Especially for Office Party, Diana Puntar fabricates necessary furniture (desk and mini-bar) in a stylized stone wall pattern of ubiquitous materials. Puntar’s sculptures, made from supplies common to American homes, dramatize our culture’s eager acceptance of synthetic, disposable imitations of the real-in terms of nature, wealth, and the new. Natural forms, rendered in layers of plywood with surfaces such as aluminum mirror, laminates, lucite, sit like tree branches, rocks, and logs, and insinuate a peculiar, faux three-dimensionality. Her simulated “outside” alludes to the fear that there is no longer an exteriority to pursue in American culture-we are trapped inside, and whether it’s an office cube or the back yard, “good fences make good neighbors.”
Also made for the occasion of Office Party, Lovett/Codagnone combine vinyl text and black painting on mirror to starkly confront the viewer with an unwholesome byproduct of failed aesthetic compulsion. They reference the iconic cautionary text from Stanley Kubrick’s The Shining, a fragment of Jack’s anticipated masterpiece of several hundred pages: “All work and no play make Jack a dull boy.” Part of a new body of work, their mirror pieces expand upon the collaborative team’s interest in the political ramifications of conflating public and private-but depart from self-reflexive strategies to issues of collective identity. In addition to mirrors, works in the series deploy items such as the American flag and police barricades, rendered uncharacteristically black, to imply a fetishization of power in relation to a collective that must be controlled or, in this case, put in front of a mirror.
Eric Heist’s works from his 2005 project Travel Agents (Desk and Posters, Africa) simulate furniture and props based on a ubiquitous travel agency.
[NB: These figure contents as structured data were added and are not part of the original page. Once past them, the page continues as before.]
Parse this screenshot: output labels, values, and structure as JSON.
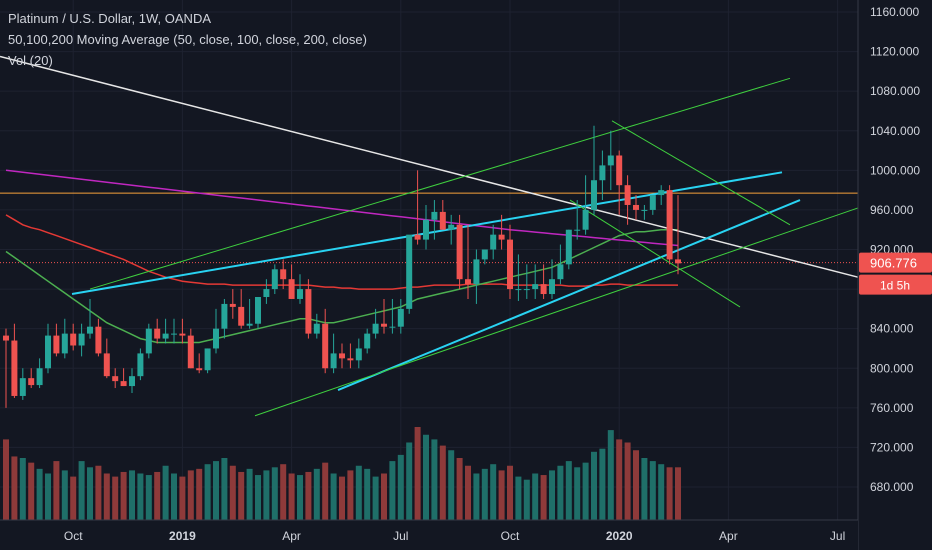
{
  "header": {
    "title": "Platinum / U.S. Dollar, 1W, OANDA",
    "ma_label": "50,100,200 Moving Average (50, close, 100, close, 200, close)",
    "vol_label": "Vol (20)"
  },
  "price_badge": {
    "value": "906.776",
    "countdown": "1d 5h"
  },
  "colors": {
    "background": "#131722",
    "up": "#26a69a",
    "down": "#ef5350",
    "vol_up": "#1f6f69",
    "vol_down": "#8e3a3a",
    "ma50": "#4caf50",
    "ma100": "#e53935",
    "ma200": "#c027c0",
    "trend_white": "#e6e6e6",
    "trend_cyan": "#29d3f2",
    "channel_green": "#3fcf3f",
    "hline_orange": "#f7a23b"
  },
  "chart_data": {
    "type": "candlestick",
    "title": "Platinum / U.S. Dollar, 1W, OANDA",
    "ylim": [
      640,
      1180
    ],
    "y_ticks": [
      "680.000",
      "720.000",
      "760.000",
      "800.000",
      "840.000",
      "880.000",
      "920.000",
      "960.000",
      "1000.000",
      "1040.000",
      "1080.000",
      "1120.000",
      "1160.000"
    ],
    "x_ticks": [
      {
        "label": "Oct",
        "bold": false,
        "index": 8
      },
      {
        "label": "2019",
        "bold": true,
        "index": 21
      },
      {
        "label": "Apr",
        "bold": false,
        "index": 34
      },
      {
        "label": "Jul",
        "bold": false,
        "index": 47
      },
      {
        "label": "Oct",
        "bold": false,
        "index": 60
      },
      {
        "label": "2020",
        "bold": true,
        "index": 73
      },
      {
        "label": "Apr",
        "bold": false,
        "index": 86
      },
      {
        "label": "Jul",
        "bold": false,
        "index": 99
      }
    ],
    "candles": {
      "open": [
        833,
        828,
        772,
        790,
        783,
        800,
        833,
        815,
        835,
        823,
        835,
        842,
        815,
        792,
        787,
        782,
        792,
        815,
        840,
        830,
        835,
        835,
        833,
        800,
        798,
        820,
        840,
        865,
        862,
        843,
        845,
        872,
        880,
        900,
        890,
        870,
        880,
        835,
        845,
        800,
        815,
        810,
        808,
        820,
        835,
        845,
        842,
        842,
        860,
        935,
        930,
        950,
        958,
        940,
        945,
        890,
        885,
        910,
        920,
        935,
        930,
        880,
        880,
        880,
        885,
        875,
        890,
        905,
        940,
        940,
        960,
        990,
        1005,
        1015,
        985,
        965,
        960,
        960,
        975,
        980,
        910
      ],
      "high": [
        840,
        845,
        800,
        800,
        810,
        845,
        845,
        850,
        845,
        845,
        870,
        850,
        830,
        800,
        800,
        800,
        820,
        845,
        850,
        850,
        850,
        850,
        840,
        815,
        820,
        860,
        870,
        880,
        880,
        870,
        870,
        890,
        905,
        910,
        905,
        895,
        890,
        855,
        860,
        835,
        825,
        825,
        830,
        840,
        860,
        870,
        870,
        870,
        900,
        1000,
        965,
        970,
        970,
        955,
        955,
        945,
        920,
        920,
        945,
        955,
        945,
        915,
        905,
        905,
        905,
        910,
        925,
        940,
        970,
        995,
        1045,
        1020,
        1040,
        1020,
        995,
        975,
        965,
        975,
        985,
        985,
        975
      ],
      "low": [
        760,
        770,
        768,
        780,
        780,
        795,
        812,
        810,
        818,
        812,
        830,
        812,
        790,
        780,
        782,
        775,
        788,
        810,
        825,
        825,
        825,
        825,
        800,
        795,
        795,
        815,
        830,
        850,
        840,
        840,
        840,
        865,
        875,
        880,
        870,
        865,
        830,
        830,
        795,
        795,
        800,
        800,
        800,
        815,
        830,
        835,
        835,
        835,
        855,
        925,
        920,
        930,
        940,
        925,
        880,
        870,
        865,
        905,
        910,
        920,
        870,
        868,
        870,
        870,
        870,
        870,
        885,
        900,
        930,
        935,
        955,
        970,
        980,
        955,
        945,
        950,
        950,
        955,
        965,
        905,
        895
      ],
      "close": [
        828,
        772,
        790,
        783,
        800,
        833,
        815,
        835,
        823,
        835,
        842,
        815,
        792,
        787,
        782,
        792,
        815,
        840,
        830,
        835,
        835,
        833,
        800,
        798,
        820,
        840,
        865,
        862,
        843,
        845,
        872,
        880,
        900,
        890,
        870,
        880,
        835,
        845,
        800,
        815,
        810,
        808,
        820,
        835,
        845,
        842,
        842,
        860,
        935,
        930,
        950,
        958,
        940,
        945,
        890,
        885,
        910,
        920,
        935,
        930,
        880,
        880,
        880,
        885,
        875,
        890,
        905,
        940,
        940,
        960,
        990,
        1005,
        1015,
        985,
        965,
        960,
        960,
        975,
        980,
        910,
        906
      ]
    },
    "volume": [
      52,
      41,
      40,
      37,
      33,
      30,
      38,
      32,
      28,
      38,
      34,
      35,
      30,
      28,
      31,
      32,
      30,
      29,
      31,
      35,
      30,
      28,
      32,
      33,
      36,
      38,
      40,
      35,
      31,
      33,
      29,
      32,
      34,
      36,
      30,
      29,
      31,
      33,
      37,
      30,
      28,
      32,
      35,
      33,
      28,
      30,
      38,
      42,
      50,
      60,
      55,
      52,
      48,
      45,
      40,
      35,
      30,
      33,
      36,
      32,
      35,
      28,
      26,
      30,
      29,
      32,
      35,
      38,
      34,
      37,
      44,
      46,
      58,
      52,
      50,
      45,
      40,
      38,
      36,
      34,
      34
    ],
    "ma50": [
      918,
      912,
      906,
      900,
      894,
      888,
      882,
      876,
      870,
      864,
      858,
      852,
      846,
      842,
      838,
      834,
      830,
      828,
      826,
      826,
      826,
      826,
      826,
      826,
      828,
      830,
      832,
      834,
      836,
      838,
      840,
      842,
      844,
      846,
      848,
      850,
      850,
      848,
      846,
      846,
      848,
      850,
      852,
      854,
      856,
      858,
      860,
      862,
      866,
      870,
      872,
      874,
      876,
      878,
      880,
      882,
      884,
      886,
      888,
      890,
      892,
      894,
      896,
      898,
      900,
      902,
      906,
      910,
      914,
      918,
      922,
      926,
      930,
      934,
      936,
      938,
      938,
      939,
      940,
      940,
      940
    ],
    "ma100": [
      955,
      950,
      945,
      942,
      940,
      937,
      934,
      931,
      928,
      925,
      922,
      919,
      916,
      913,
      910,
      906,
      902,
      898,
      895,
      892,
      890,
      888,
      887,
      886,
      885,
      885,
      885,
      884,
      884,
      884,
      884,
      884,
      884,
      884,
      884,
      884,
      884,
      883,
      882,
      882,
      881,
      881,
      880,
      880,
      880,
      880,
      880,
      881,
      882,
      882,
      883,
      884,
      884,
      884,
      884,
      885,
      885,
      885,
      885,
      885,
      884,
      884,
      884,
      884,
      884,
      884,
      884,
      883,
      883,
      883,
      884,
      884,
      885,
      885,
      884,
      884,
      884,
      884,
      884,
      884,
      884
    ]
  }
}
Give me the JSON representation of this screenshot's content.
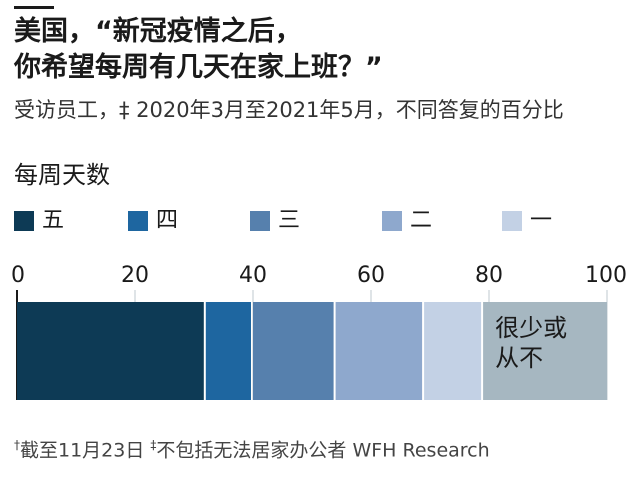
{
  "title_line1": "美国，“新冠疫情之后，",
  "title_line2": "你希望每周有几天在家上班？”",
  "subtitle": "受访员工，‡ 2020年3月至2021年5月，不同答复的百分比",
  "legend_title": "每周天数",
  "legend": [
    {
      "label": "五",
      "color": "#0d3a55"
    },
    {
      "label": "四",
      "color": "#1e66a0"
    },
    {
      "label": "三",
      "color": "#5680ad"
    },
    {
      "label": "二",
      "color": "#8ea8cd"
    },
    {
      "label": "一",
      "color": "#c3d1e5"
    }
  ],
  "chart_data": {
    "type": "bar",
    "orientation": "horizontal",
    "stacked": true,
    "xlim": [
      0,
      100
    ],
    "xticks": [
      "0",
      "20",
      "40",
      "60",
      "80",
      "100"
    ],
    "series": [
      {
        "name": "五",
        "value": 32,
        "color": "#0d3a55"
      },
      {
        "name": "四",
        "value": 8,
        "color": "#1e66a0"
      },
      {
        "name": "三",
        "value": 14,
        "color": "#5680ad"
      },
      {
        "name": "二",
        "value": 15,
        "color": "#8ea8cd"
      },
      {
        "name": "一",
        "value": 10,
        "color": "#c3d1e5"
      },
      {
        "name": "很少或从不",
        "value": 21,
        "color": "#a6b7c1"
      }
    ],
    "annotation_line1": "很少或",
    "annotation_line2": "从不"
  },
  "footnote_mark1": "†",
  "footnote_text1": "截至11月23日",
  "footnote_mark2": "‡",
  "footnote_text2": "不包括无法居家办公者",
  "footnote_source": "WFH Research"
}
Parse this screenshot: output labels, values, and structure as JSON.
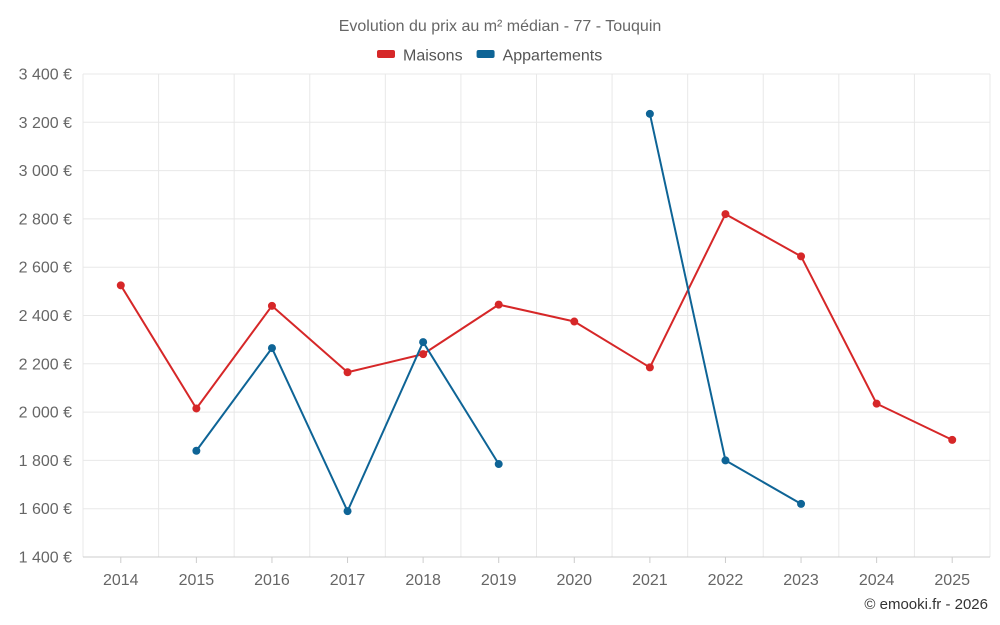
{
  "chart_data": {
    "type": "line",
    "title": "Evolution du prix au m² médian - 77 - Touquin",
    "categories": [
      "2014",
      "2015",
      "2016",
      "2017",
      "2018",
      "2019",
      "2020",
      "2021",
      "2022",
      "2023",
      "2024",
      "2025"
    ],
    "series": [
      {
        "name": "Maisons",
        "color": "#d62728",
        "values": [
          2525,
          2015,
          2440,
          2165,
          2240,
          2445,
          2375,
          2185,
          2820,
          2645,
          2035,
          1885
        ]
      },
      {
        "name": "Appartements",
        "color": "#0e6496",
        "values": [
          null,
          1840,
          2265,
          1590,
          2290,
          1785,
          null,
          3235,
          1800,
          1620,
          null,
          null
        ]
      }
    ],
    "ylim": [
      1400,
      3400
    ],
    "yticks": [
      1400,
      1600,
      1800,
      2000,
      2200,
      2400,
      2600,
      2800,
      3000,
      3200,
      3400
    ],
    "ytick_labels": [
      "1 400 €",
      "1 600 €",
      "1 800 €",
      "2 000 €",
      "2 200 €",
      "2 400 €",
      "2 600 €",
      "2 800 €",
      "3 000 €",
      "3 200 €",
      "3 400 €"
    ],
    "xlabel": "",
    "ylabel": "",
    "grid": true,
    "legend_position": "top-center"
  },
  "credit": "© emooki.fr - 2026"
}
Pinned to a bulletin board, posters of exotic locales are inscribed with names of US military operations associated with them; and going behind the corporate desk reveals a diorama of a shrouded figure couching in an ashen landscape. Heist’s agency seeks to make apparent the direct relation between the hidden consequences of Western military and economic power and the leisure industries they uphold.